Kaelen ran. The tunnel was narrow, slick with moss and the filth of the Sunken District. He could hear the heavy thud of boots following him, the clank of armor getting closer. Caelum was silent now, his small hands clutching Kaelen’s cloak so hard his knuckles were white.

They reached the end of the tunnel—a rusted iron grate that overlooked the dark, churning waters of the Oakhaven river. Beyond the water lay the jagged cliffs of the West Coast, and beyond that, the only sanctuary Kaelen knew.

He gripped the bars of the grate, his muscles straining as he ripped the metal from the stone. The cold night air hit them, carrying the scent of salt and the distant, mocking sound of the palace bells.

Kaelen stepped out onto a narrow wooden pier. A small skiff was tied there, bobbing violently in the wake of a passing patrol boat. He tossed Caelum into the boat, following closely behind and severing the rope with a flick of his dagger.

"Who are you?" the boy whispered, his voice trembling as he looked up at the man covered in blood and shadow.

Kaelen paused, the oars in his hands. He looked at the boy’s violet eyes—his eyes. He wanted to say I'm your father. He wanted to say I’m sorry.

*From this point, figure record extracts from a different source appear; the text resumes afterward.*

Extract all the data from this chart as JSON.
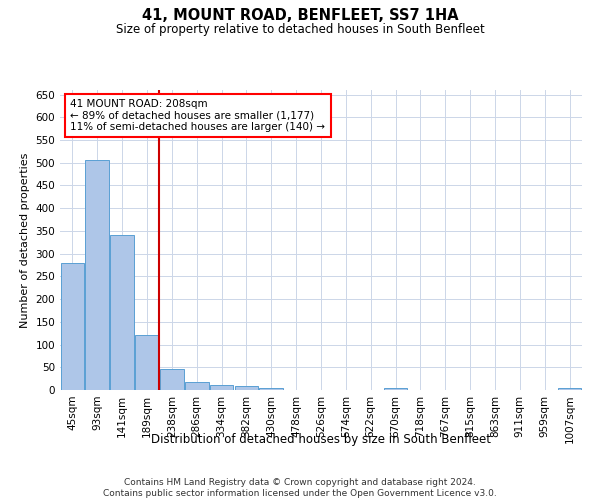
{
  "title": "41, MOUNT ROAD, BENFLEET, SS7 1HA",
  "subtitle": "Size of property relative to detached houses in South Benfleet",
  "xlabel": "Distribution of detached houses by size in South Benfleet",
  "ylabel": "Number of detached properties",
  "footer_line1": "Contains HM Land Registry data © Crown copyright and database right 2024.",
  "footer_line2": "Contains public sector information licensed under the Open Government Licence v3.0.",
  "annotation_line1": "41 MOUNT ROAD: 208sqm",
  "annotation_line2": "← 89% of detached houses are smaller (1,177)",
  "annotation_line3": "11% of semi-detached houses are larger (140) →",
  "bar_labels": [
    "45sqm",
    "93sqm",
    "141sqm",
    "189sqm",
    "238sqm",
    "286sqm",
    "334sqm",
    "382sqm",
    "430sqm",
    "478sqm",
    "526sqm",
    "574sqm",
    "622sqm",
    "670sqm",
    "718sqm",
    "767sqm",
    "815sqm",
    "863sqm",
    "911sqm",
    "959sqm",
    "1007sqm"
  ],
  "bar_values": [
    280,
    505,
    340,
    120,
    47,
    17,
    10,
    8,
    5,
    0,
    0,
    0,
    0,
    5,
    0,
    0,
    0,
    0,
    0,
    0,
    5
  ],
  "bar_color": "#aec6e8",
  "bar_edge_color": "#5a9fd4",
  "vline_color": "#cc0000",
  "vline_x_index": 3,
  "ylim": [
    0,
    660
  ],
  "yticks": [
    0,
    50,
    100,
    150,
    200,
    250,
    300,
    350,
    400,
    450,
    500,
    550,
    600,
    650
  ],
  "grid_color": "#ccd6e8",
  "background_color": "#ffffff",
  "title_fontsize": 10.5,
  "subtitle_fontsize": 8.5,
  "ylabel_fontsize": 8,
  "xlabel_fontsize": 8.5,
  "tick_fontsize": 7.5,
  "annotation_fontsize": 7.5,
  "footer_fontsize": 6.5
}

Instead, he looked toward the palace, where a single beam of dark, necrotic light was suddenly shooting into the sky from the North Tower. The ritual had begun. Even without the boy, they were forcing the Tithe.

"I'm the man who’s going to keep you alive," Kaelen said, his voice cracking.

Just as he pushed off into the current, a figure landed on the pier with a heavy thud. It wasn't a guard. It was Lyra. She was covered in soot, her Shadow Guard uniform torn, and she was holding a leather satchel that hummed with a sickly green light.

"They're not using a person for the binding anymore, Kaelen!" she screamed over the wind. "Vane lied! The boy was never the vessel—he was the key! The Tithe is already paid!"

As she spoke, the water around the skiff began to boil. Huge, pale shapes began to rise from the depths of the river—ancient, skeletal things draped in rotting silk.